No campo da Comunicação, os enquadramentos determinam a produção de

notícias, que definem e constroem a realidade a partir de determinada visão. Assim, as

notícias “são um recurso social cuja construção limita um entendimento analítico da

vida contemporânea” (TUCHMAN, 1978, p. 215 apud PORTO, 2004, p. 79). Nesse

contexto, o enquadramento, entendido com uma “ideia central organizadora”, é um

modo de organizar o discurso através de práticas específicas, construindo uma

determinada interpretação dos fatos.

É nesse sentido que Charaudaeau (2015) afirma que a notícia opera com um real

construído, a partir do filtro de um ponto de vista. Ou seja, não é o retrato puro e bruto

do acontecido, mas sim um recorte a partir da visão e interpretação do fato.

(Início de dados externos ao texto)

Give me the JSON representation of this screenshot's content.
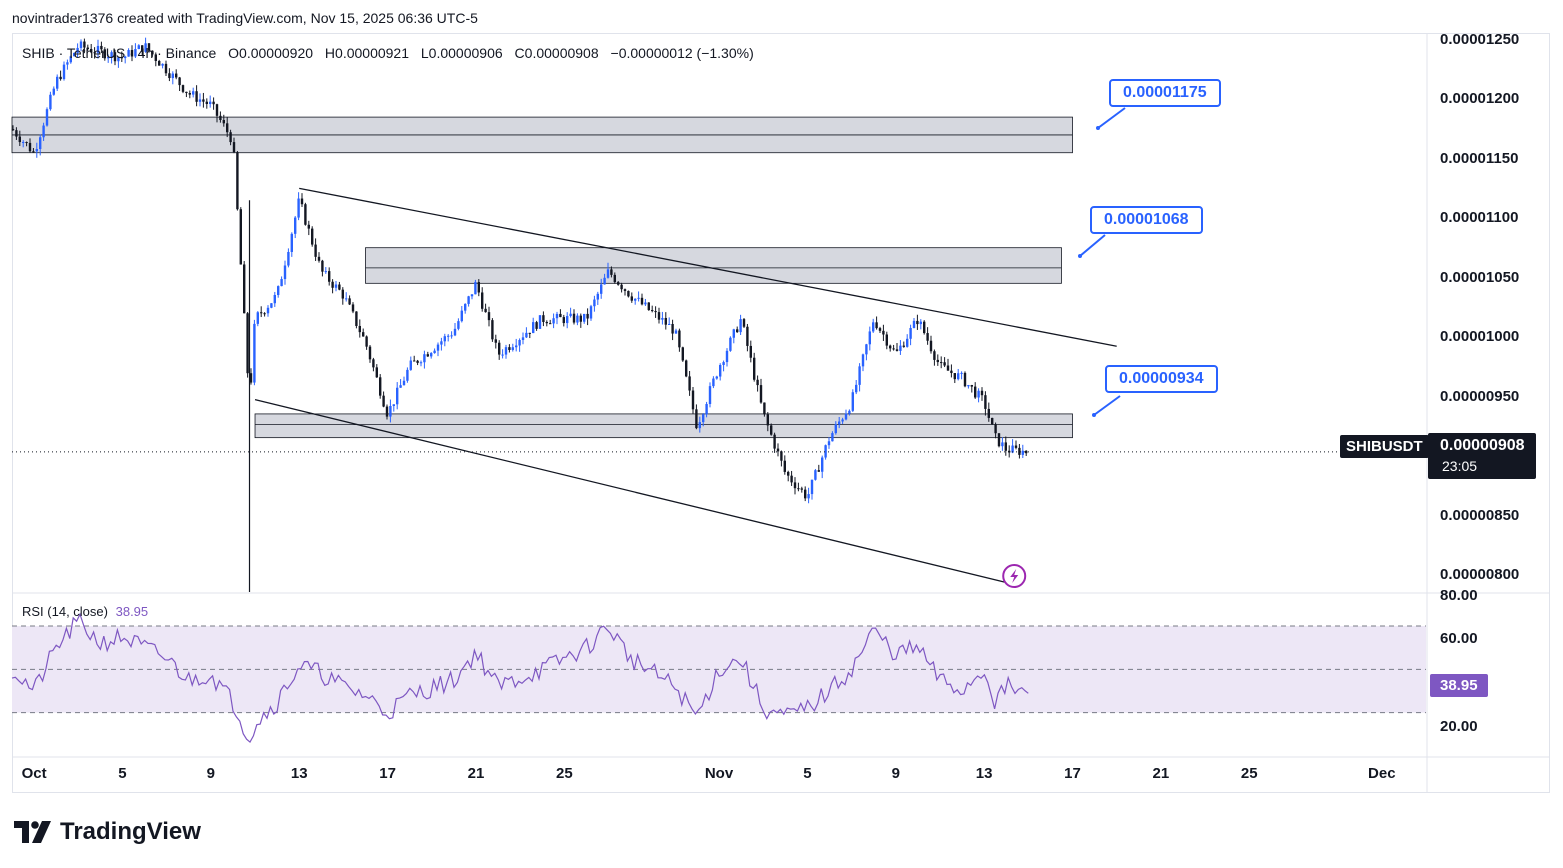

Especialmente o editorial se caracteriza como “acontecimento comentado”,

reconhecendo seu engajamento na função política do jornal, já que tal gênero “se exerce

sobre um propósito que concerne exclusivamente ao domínio político e social”

(CHARAUDEAU, 2015, p. 235).

O ponto de vista pode ser expresso de diversas formas, desde a escolha de uma

foto representativa ao posicionamento mais declarado, pois “referir-se a um objeto é

apontar para um enunciador e para a posição em que seu ponto de vista ocupa no

discurso” (CORTEZ, 2013, p. 299). Assim, coloca a perspectiva de si e do outro no

discurso, por meio da orientação argumentativa em formas nominais, verbos e a própria

percepção na formação de sentido. A autora afirma que através de um mecanismo

textual-discursivo, “o locutor apreende e apresenta os objetos de discurso para fazer

valer seu ponto de vista em meio ao ponto de vista de outros enunciadores” (p. 294).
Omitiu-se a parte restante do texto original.